Easy right? However sometimes you need more than finding a target. Sometimes you may not have a sequence like an array. Let’s take it further, array lookup is essentially a function: given x, f(x) is the search target, and the equality check for finding the target is also just a predicate over f(x): given predicate p, we want to find the first x such that p(f(x)) is true:

def bs(f, p, lo, hi)
  while lo < hi
    mid = lo + (hi - lo) / 2
    if p(f(mid))
      hi = mid
    else
      lo = mid + 1
    end
  end
  return f(lo) if p(f(lo))
end

The two crucial lines are hi = mid and lo = mid+1. When p(mid) is true, we can discard the second half of the search space, since the predicate is true for all elements in it. However, we can not discard mid itself, since it may well be the first element for which p is true. In a similar vein, if p(mid) is false, we can discard the first half of the search space, but this time including mid. p(mid) is false so we don’t need it in our search space. This effectively means we can move the lower bound to mid+1. Also notice that we use lo < hi stead of lo <= hi.

For an example, see Leetcode problem 74:

def search_matrix_a(matrix, target)
  return false if matrix[0].nil? || matrix[0].empty?
  sub = bsearch(matrix) { |sub| target <= sub[-1] }
  found = bsearch(sub) { |x| x >= target }
  !found.nil? && found == target
end

def bsearch(objs)
  return if objs.nil? || objs.empty?
  lo, hi = 0, objs.length-1
  while lo < hi
    mid = lo + (hi-lo) / 2
    if yield(objs[mid])
      hi = mid
    else
      lo = mid + 1
    end
  end
  return objs[lo] if yield(objs[lo])
end

A similar problem is Leetcode 378. Given a matrix: [⁠[1, 5, 9], [10, 11, 13], [12, 13, 15]]. When k=8, mid=(1+15)/2=8, for each row we find the index of the first element that is larger than mid. Then sum up all the indices and compare it with k: 2+0+0 < k, which means mid is too big, we need to go ‘left’. If it equals k, it means that we have k numbers that smaller or equal than that number, which is exactly what we want – the kth smallest number. Here we use ruby’s build-in bsearch method.

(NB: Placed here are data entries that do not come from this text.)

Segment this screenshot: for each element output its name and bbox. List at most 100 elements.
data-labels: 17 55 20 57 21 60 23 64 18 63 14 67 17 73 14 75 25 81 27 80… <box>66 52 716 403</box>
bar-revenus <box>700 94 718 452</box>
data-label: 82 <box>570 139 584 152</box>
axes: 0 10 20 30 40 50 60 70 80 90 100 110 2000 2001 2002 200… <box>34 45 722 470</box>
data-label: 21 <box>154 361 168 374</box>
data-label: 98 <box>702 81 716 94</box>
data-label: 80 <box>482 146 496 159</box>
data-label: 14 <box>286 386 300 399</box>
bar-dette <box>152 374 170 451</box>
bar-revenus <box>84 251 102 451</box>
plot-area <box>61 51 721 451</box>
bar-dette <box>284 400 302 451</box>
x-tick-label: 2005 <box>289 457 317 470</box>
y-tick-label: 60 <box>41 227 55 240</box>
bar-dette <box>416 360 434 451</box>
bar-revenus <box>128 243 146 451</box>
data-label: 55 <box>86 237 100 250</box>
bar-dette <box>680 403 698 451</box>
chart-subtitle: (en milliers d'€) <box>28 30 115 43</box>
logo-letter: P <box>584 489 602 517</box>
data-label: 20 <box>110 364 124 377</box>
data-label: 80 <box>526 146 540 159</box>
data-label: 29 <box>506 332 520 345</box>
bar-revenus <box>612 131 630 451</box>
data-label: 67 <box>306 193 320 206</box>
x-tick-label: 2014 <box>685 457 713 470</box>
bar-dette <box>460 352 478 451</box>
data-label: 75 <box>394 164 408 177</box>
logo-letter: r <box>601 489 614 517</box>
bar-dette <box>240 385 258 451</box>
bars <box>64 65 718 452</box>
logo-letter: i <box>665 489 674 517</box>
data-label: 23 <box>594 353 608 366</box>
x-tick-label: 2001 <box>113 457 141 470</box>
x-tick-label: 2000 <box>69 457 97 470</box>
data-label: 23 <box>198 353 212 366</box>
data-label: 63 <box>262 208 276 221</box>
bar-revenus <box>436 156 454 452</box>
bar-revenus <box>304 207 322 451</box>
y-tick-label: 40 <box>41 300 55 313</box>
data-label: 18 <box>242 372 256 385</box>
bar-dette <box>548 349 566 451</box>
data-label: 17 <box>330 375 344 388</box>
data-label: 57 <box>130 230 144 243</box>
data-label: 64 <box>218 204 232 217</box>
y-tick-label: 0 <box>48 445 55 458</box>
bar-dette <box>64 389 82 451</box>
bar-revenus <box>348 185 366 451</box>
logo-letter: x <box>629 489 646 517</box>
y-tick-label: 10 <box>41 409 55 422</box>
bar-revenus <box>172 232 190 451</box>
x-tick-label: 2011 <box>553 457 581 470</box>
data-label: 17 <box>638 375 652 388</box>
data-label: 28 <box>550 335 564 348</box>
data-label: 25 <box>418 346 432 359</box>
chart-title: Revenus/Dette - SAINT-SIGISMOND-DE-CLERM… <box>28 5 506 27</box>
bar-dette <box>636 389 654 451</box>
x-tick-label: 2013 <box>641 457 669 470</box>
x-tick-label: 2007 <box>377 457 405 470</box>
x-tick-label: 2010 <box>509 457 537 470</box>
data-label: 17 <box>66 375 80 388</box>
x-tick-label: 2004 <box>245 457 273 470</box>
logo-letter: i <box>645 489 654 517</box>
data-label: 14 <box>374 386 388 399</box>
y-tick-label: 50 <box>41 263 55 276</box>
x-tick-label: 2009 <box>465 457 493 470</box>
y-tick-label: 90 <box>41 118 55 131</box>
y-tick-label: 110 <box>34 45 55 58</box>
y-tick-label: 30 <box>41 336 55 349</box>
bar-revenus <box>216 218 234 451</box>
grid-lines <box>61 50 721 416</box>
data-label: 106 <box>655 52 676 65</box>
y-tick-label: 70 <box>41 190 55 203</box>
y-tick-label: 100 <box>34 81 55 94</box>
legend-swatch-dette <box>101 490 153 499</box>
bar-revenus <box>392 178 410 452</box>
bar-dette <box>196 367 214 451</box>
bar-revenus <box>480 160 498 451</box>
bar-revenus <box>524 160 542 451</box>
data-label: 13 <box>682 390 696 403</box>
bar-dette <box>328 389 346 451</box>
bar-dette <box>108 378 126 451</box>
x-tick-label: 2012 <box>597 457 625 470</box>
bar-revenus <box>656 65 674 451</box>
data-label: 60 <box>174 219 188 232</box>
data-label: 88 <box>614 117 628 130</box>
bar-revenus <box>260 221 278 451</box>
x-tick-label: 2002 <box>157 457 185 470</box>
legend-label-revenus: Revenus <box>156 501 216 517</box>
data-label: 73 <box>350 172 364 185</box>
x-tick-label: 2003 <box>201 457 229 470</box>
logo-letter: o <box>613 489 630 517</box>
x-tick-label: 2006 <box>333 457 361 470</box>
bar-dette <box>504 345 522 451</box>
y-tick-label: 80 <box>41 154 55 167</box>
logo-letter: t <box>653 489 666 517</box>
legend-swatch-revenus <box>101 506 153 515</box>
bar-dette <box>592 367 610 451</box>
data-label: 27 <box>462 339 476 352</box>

def kth_smallest(matrix, k)
  lo, hi = matrix[0][0], matrix[-1][-1]
  (lo..hi).bsearch do |m|
    matrix.map do |x|
      (0..x.length).bsearch { |i| i == x.length || x[i] > m }
    end.sum >= k
  end
end

For a more interesting problem see leetcode 1014, we want to find the least weight capacity(the search space) of the ship such that packages can be shipped within D days(the predicate):

def ship_within_days(weights, d)
  lo, hi = weights.max, weights.sum
  (lo..hi).bsearch do |load|
    days_needed(weights, load) <= d
  end
end

def days_needed(weights, load)
  current_load, days= 0, 1
  weights.each do |w|
    current_load += w
    if current_load > load
      days += 1
      current_load = w
    end
  end
  days
end

In conclusion, binary search is much more than something for searching elements in a sorted array. Just keep these steps in mind:

Find the search space and determine the lower and upper bounds.
Design the predicate.
Deal with edge cases.
Write and test your binary search.